No Brasil, esta tática eleitoreira e oportunista, de alternar a apresentação de candidaturas próprias com um programa de reformas dentro do capitalismo, com o apoio a setores burgueses “progressistas”, sempre foi característica dos partidos stalinistas, notadamente o PCB. De 1937 a 1945, Getúlio Vargas governou ditatorialmente, tendo prendido, torturado e matado militantes comunistas em seu governo. Num dos episódios mais emblemáticos, Vargas deportou para a Alemanha nazista a militante do PCB Olga Benário, esposa de Luís Carlos Prestes, o principal dirigente do partido. Olga era de origem judia e estava grávida. Hitler a prendeu num campo de concentração, até ela ter sua filha, e a assassinou logo depois. Pois depois de tudo isso, o PCB e Prestes ainda defenderam a candidatura de Getúlio Vargas em 45. Voltaram a fazê-lo na década de 50. Depois, apoiaram o sucessor de Getúlio como burguês “nacionalista e progressivo”, Jango, que, assim, como Getúlio, não apenas aprofundou as medidas capitalistas no Brasil, como pavimentou passivamente o caminho para os que conspiravam contra seus governos. No caso de Jango, isto levou ao golpe militar de 1964.

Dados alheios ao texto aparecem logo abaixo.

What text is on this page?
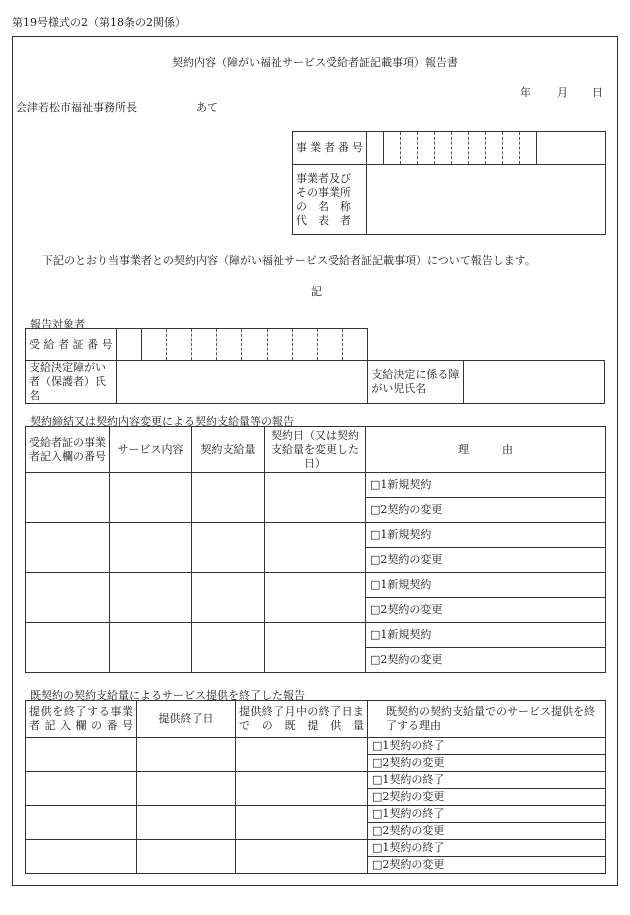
第19号様式の2（第18条の2関係）
契約内容（障がい福祉サービス受給者証記載事項）報告書
年 月 日
会津若松市福祉事務所長	あて
事業者番号											

事業者及び
その事業所
の　名　称
代　表　者											

下記のとおり当事業者との契約内容（障がい福祉サービス受給者証記載事項）について報告します。
記
報告対象者
受給者証番号												
支給決定障がい者（保護者）氏名											支給決定に係る障がい児氏名	
契約締結又は契約内容変更による契約支給量等の報告
受給者証の事業者記入欄の番号	サービス内容	契約支給量	契約日（又は契約支給量を変更した日）	理　　　由
				□1新規契約
				□2契約の変更
				□1新規契約
				□2契約の変更
				□1新規契約
				□2契約の変更
				□1新規契約
				□2契約の変更
既契約の契約支給量によるサービス提供を終了した報告
提供を終了する事業者記入欄の番号	提供終了日	提供終了月中の終了日までの既提供量	既契約の契約支給量でのサービス提供を終了する理由
			□1契約の終了
			□2契約の変更
			□1契約の終了
			□2契約の変更
			□1契約の終了
			□2契約の変更
			□1契約の終了
			□2契約の変更
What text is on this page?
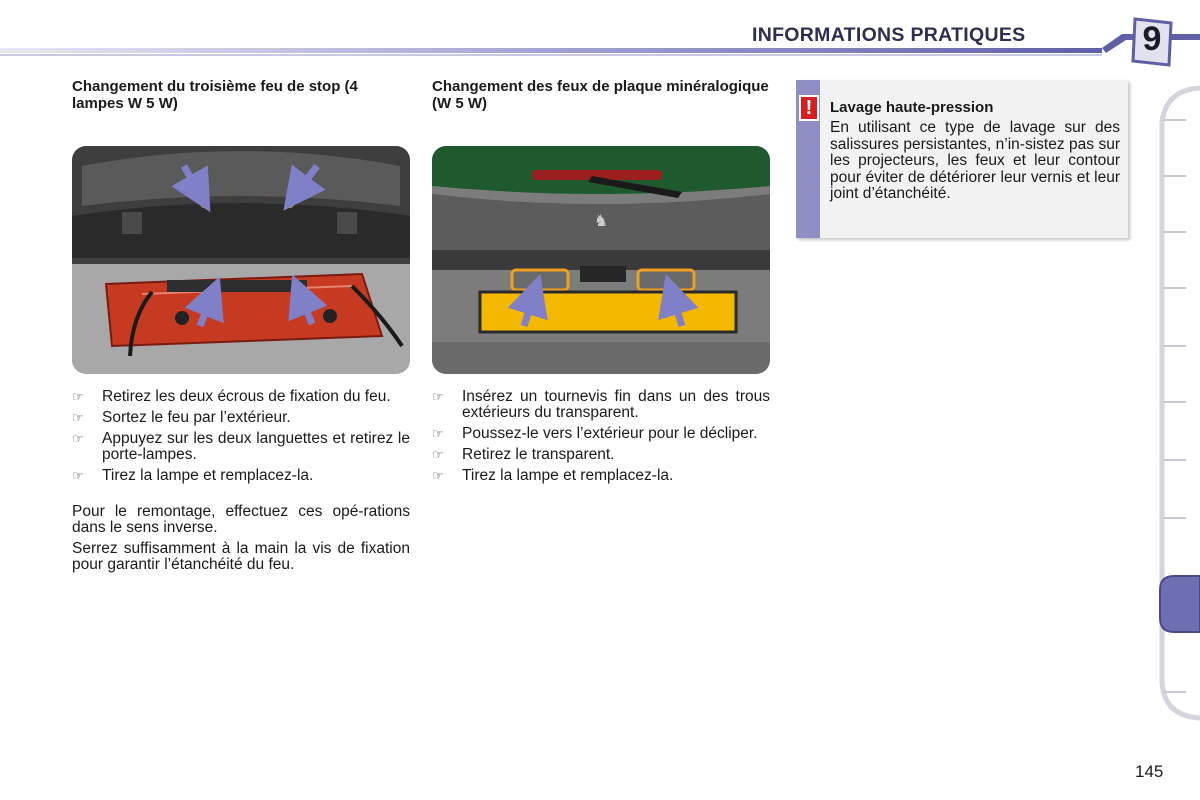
INFORMATIONS PRATIQUES	9
Changement du troisième feu de stop (4 lampes W 5 W)
☞ Retirez les deux écrous de fixation du feu.
☞ Sortez le feu par l’extérieur.
☞ Appuyez sur les deux languettes et retirez le porte-lampes.
☞ Tirez la lampe et remplacez-la.

Pour le remontage, effectuez ces opé-rations dans le sens inverse.

Serrez suffisamment à la main la vis de fixation pour garantir l’étanchéité du feu.

Changement des feux de plaque minéralogique (W 5 W)
♞
☞ Insérez un tournevis fin dans un des trous extérieurs du transparent.
☞ Poussez-le vers l’extérieur pour le décliper.
☞ Retirez le transparent.
☞ Tirez la lampe et remplacez-la.
!	Lavage haute-pression

En utilisant ce type de lavage sur des salissures persistantes, n’in-sistez pas sur les projecteurs, les feux et leur contour pour éviter de détériorer leur vernis et leur joint d’étanchéité.

145
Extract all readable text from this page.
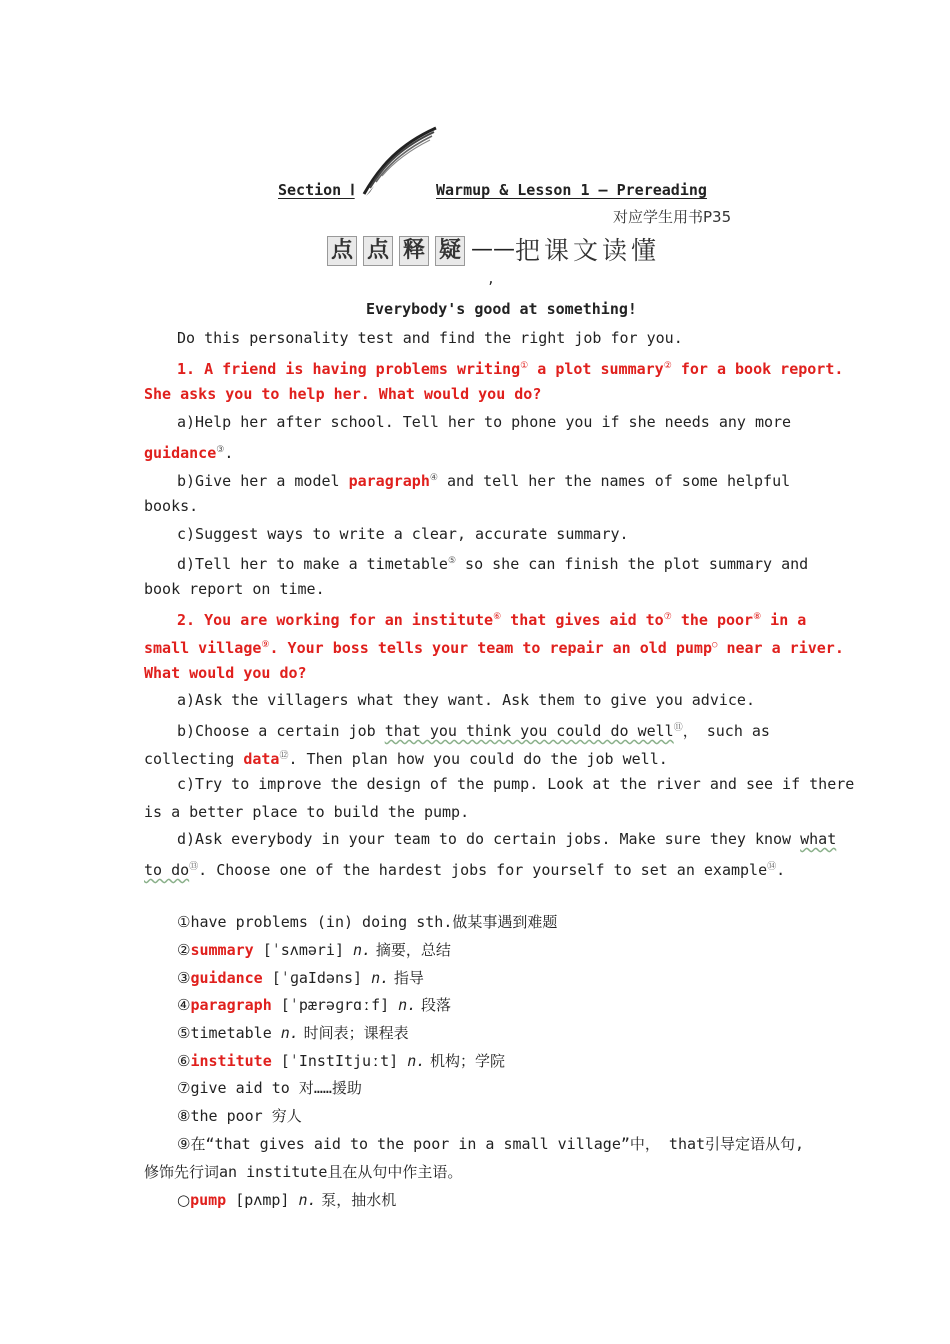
Section Ⅰ	Warmup & Lesson 1 — Prereading
对应学生用书P35
点 点 释 疑 ——把课文读懂
,
Everybody's good at something!
Do this personality test and find the right job for you.
1. A friend is having problems writing① a plot summary② for a book report.
She asks you to help her. What would you do?
a)Help her after school. Tell her to phone you if she needs any more
guidance③.
b)Give her a model paragraph④ and tell her the names of some helpful
books.
c)Suggest ways to write a clear, accurate summary.
d)Tell her to make a timetable⑤ so she can finish the plot summary and
book report on time.
2. You are working for an institute⑥ that gives aid to⑦ the poor⑧ in a
small village⑨. Your boss tells your team to repair an old pump○ near a river.
What would you do?
a)Ask the villagers what they want. Ask them to give you advice.
b)Choose a certain job that you think you could do well⑪， such as
collecting data⑫. Then plan how you could do the job well.
c)Try to improve the design of the pump. Look at the river and see if there
is a better place to build the pump.
d)Ask everybody in your team to do certain jobs. Make sure they know what
to do⑬. Choose one of the hardest jobs for yourself to set an example⑭.
①have problems (in) doing sth.做某事遇到难题
②summary [ˈsʌməri] n. 摘要，总结
③guidance [ˈɡaIdəns] n. 指导
④paragraph [ˈpærəɡrɑːf] n. 段落
⑤timetable n. 时间表；课程表
⑥institute [ˈInstItjuːt] n. 机构；学院
⑦give aid to 对……援助
⑧the poor 穷人
⑨在“that gives aid to the poor in a small village”中， that引导定语从句,
修饰先行词an institute且在从句中作主语。
○pump [pʌmp] n. 泵，抽水机
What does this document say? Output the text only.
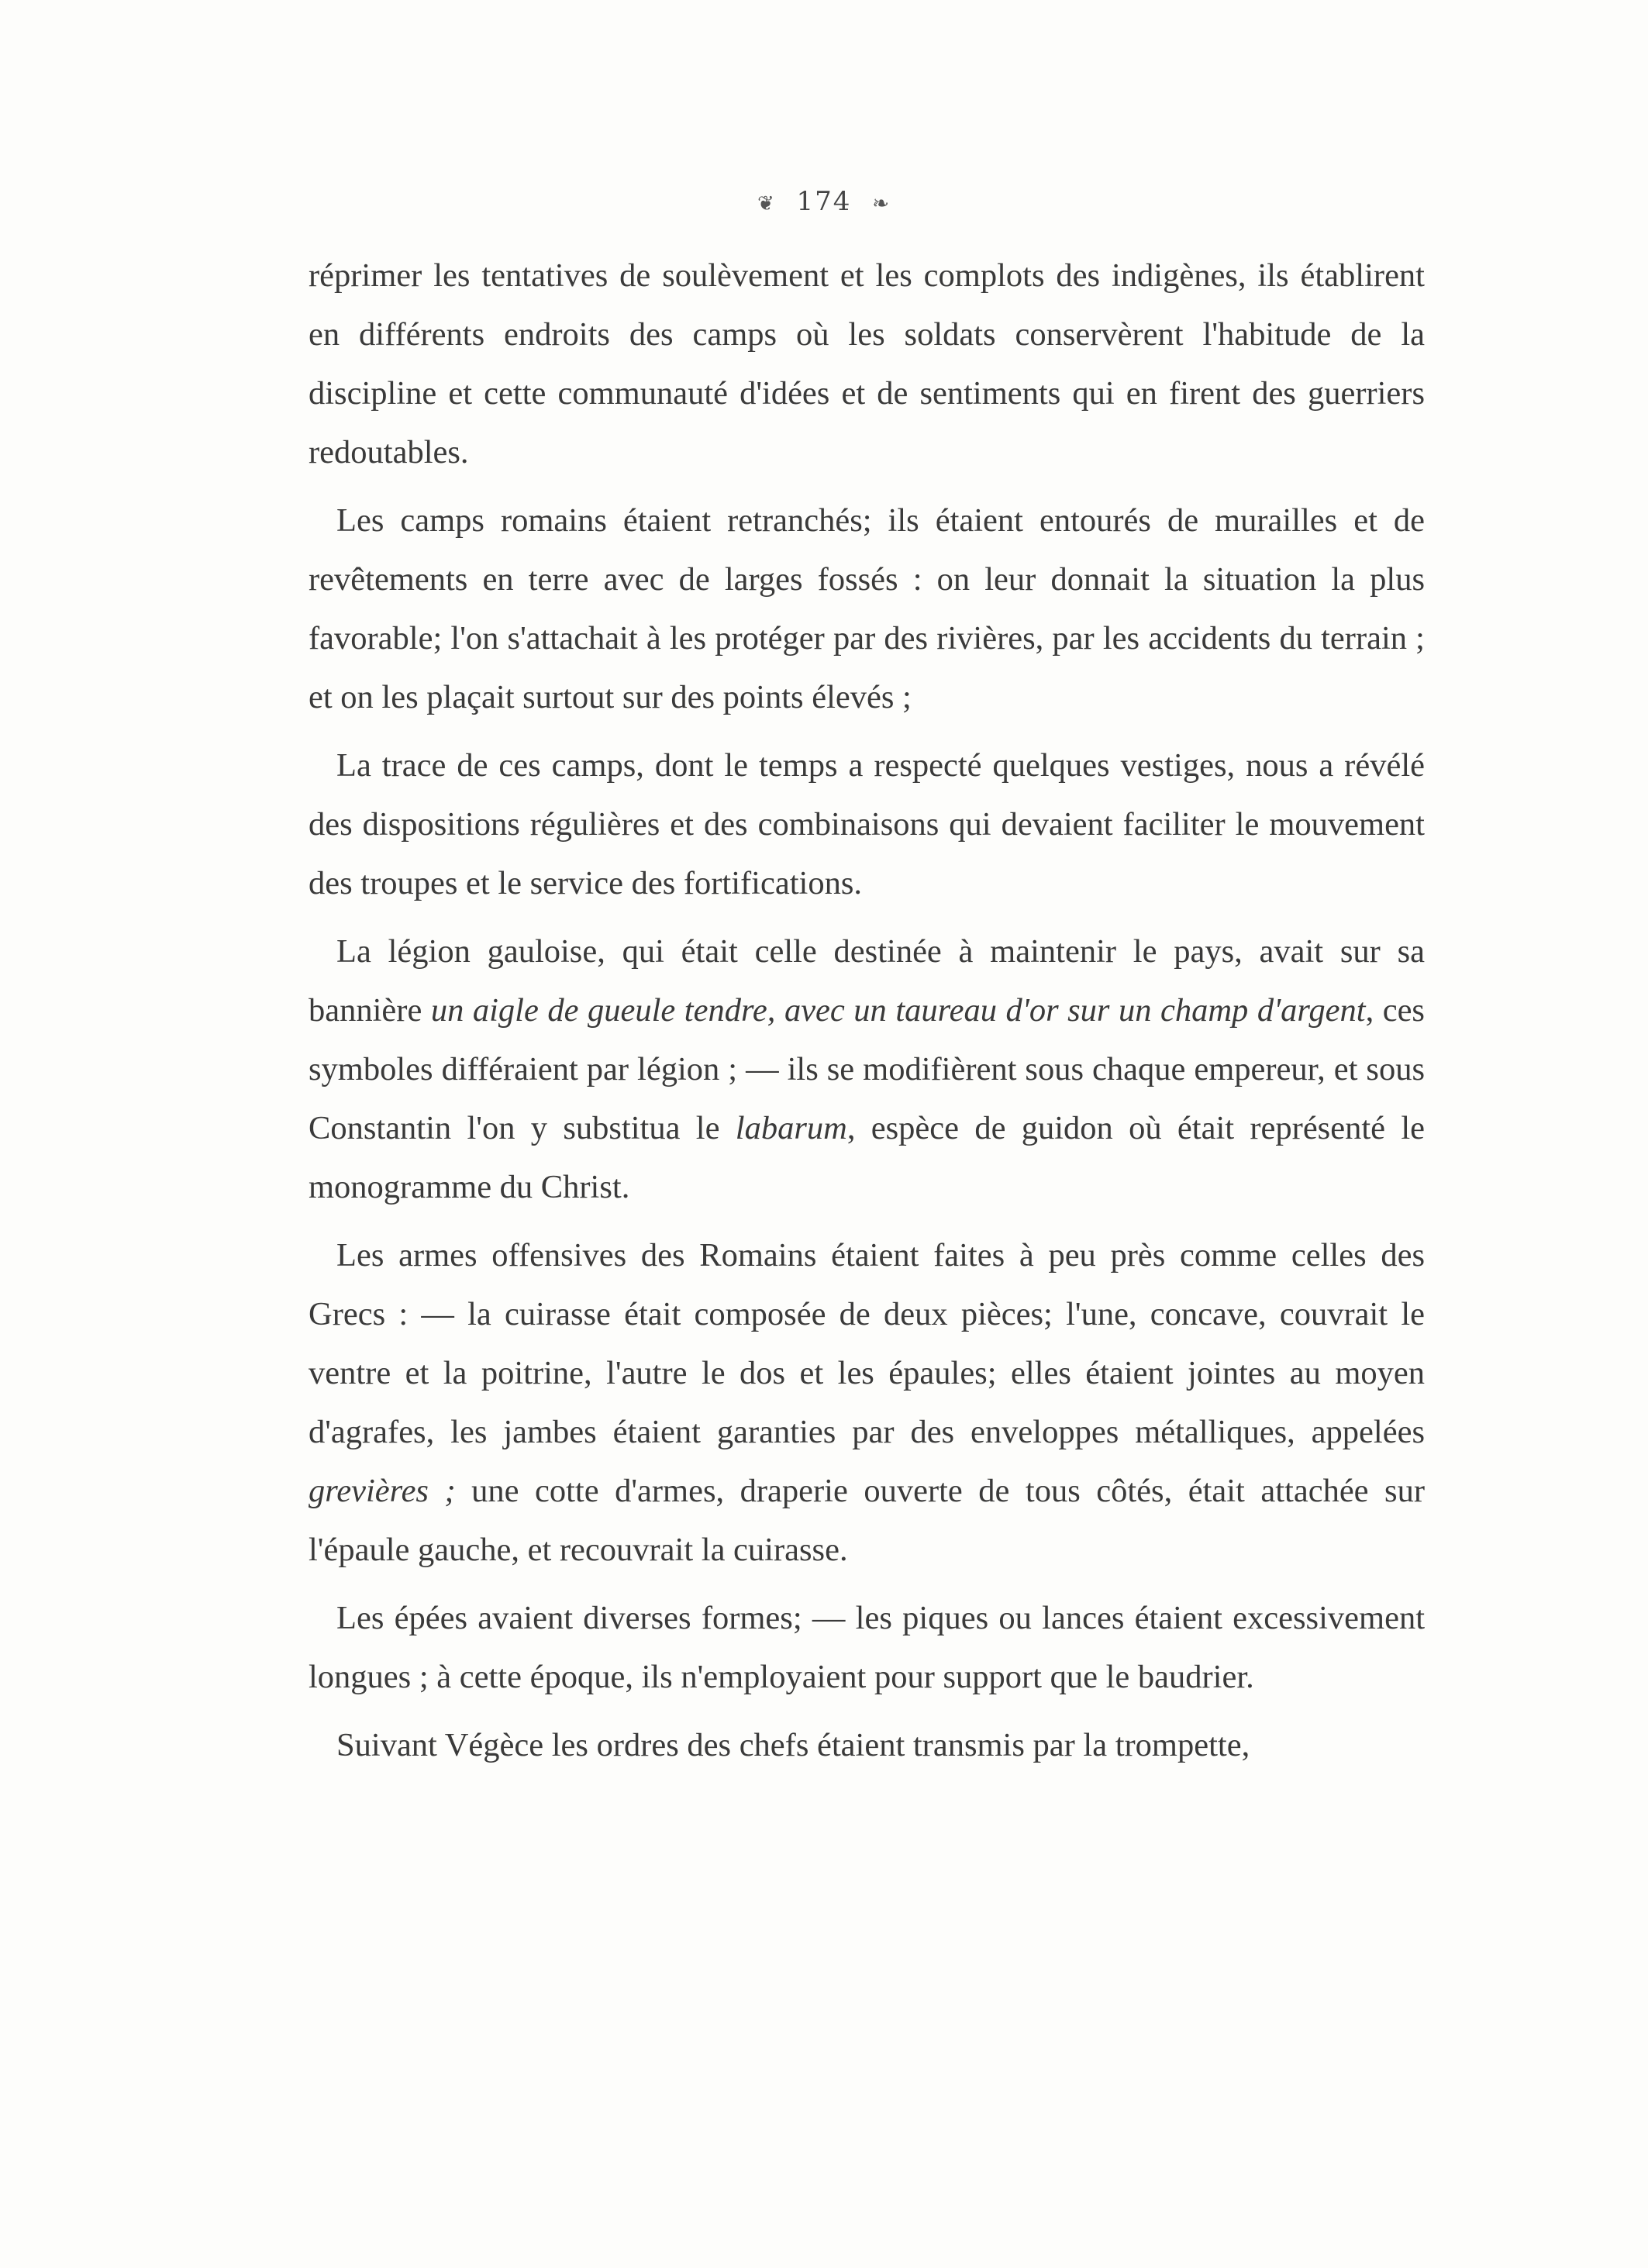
❦ 174 ❧

réprimer les tentatives de soulèvement et les complots des indigènes, ils établirent en différents endroits des camps où les soldats conservèrent l'habitude de la discipline et cette communauté d'idées et de sentiments qui en firent des guerriers redoutables.

Les camps romains étaient retranchés; ils étaient entourés de murailles et de revêtements en terre avec de larges fossés : on leur donnait la situation la plus favorable; l'on s'attachait à les protéger par des rivières, par les accidents du terrain ; et on les plaçait surtout sur des points élevés ;

La trace de ces camps, dont le temps a respecté quelques vestiges, nous a révélé des dispositions régulières et des combinaisons qui devaient faciliter le mouvement des troupes et le service des fortifications.

La légion gauloise, qui était celle destinée à maintenir le pays, avait sur sa bannière un aigle de gueule tendre, avec un taureau d'or sur un champ d'argent, ces symboles différaient par légion ; — ils se modifièrent sous chaque empereur, et sous Constantin l'on y substitua le labarum, espèce de guidon où était représenté le monogramme du Christ.

Les armes offensives des Romains étaient faites à peu près comme celles des Grecs : — la cuirasse était composée de deux pièces; l'une, concave, couvrait le ventre et la poitrine, l'autre le dos et les épaules; elles étaient jointes au moyen d'agrafes, les jambes étaient garanties par des enveloppes métalliques, appelées grevières ; une cotte d'armes, draperie ouverte de tous côtés, était attachée sur l'épaule gauche, et recouvrait la cuirasse.

Les épées avaient diverses formes; — les piques ou lances étaient excessivement longues ; à cette époque, ils n'employaient pour support que le baudrier.

Suivant Végèce les ordres des chefs étaient transmis par la trompette,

Na ditadura, o PCB foi uma linha auxiliar, covarde e oportunista, do MDB, sucessor de parte do PTB de Vargas e Jango, mas ainda mais à direita e legitimador da ditadura. Veio a redemocratização nos anos 80, mas o PCB e sua dissidência, o PCdoB, seguiram dentro do PMDB até 1985, quando ainda apoiaram Tancredo, enquanto o único com uma postura classista foi o PT, votando nulo. De lá para cá, os PCs e o PT, que nasceu classista e à esquerda de ambos, passaram ao outro lado da trincheira e fizeram mil e uma coligações com todos os tipos de burgueses, oligarcas, reacionários e corruptos…  Sempre tratando de desviar as lutas para dentro da democracia-burguesa.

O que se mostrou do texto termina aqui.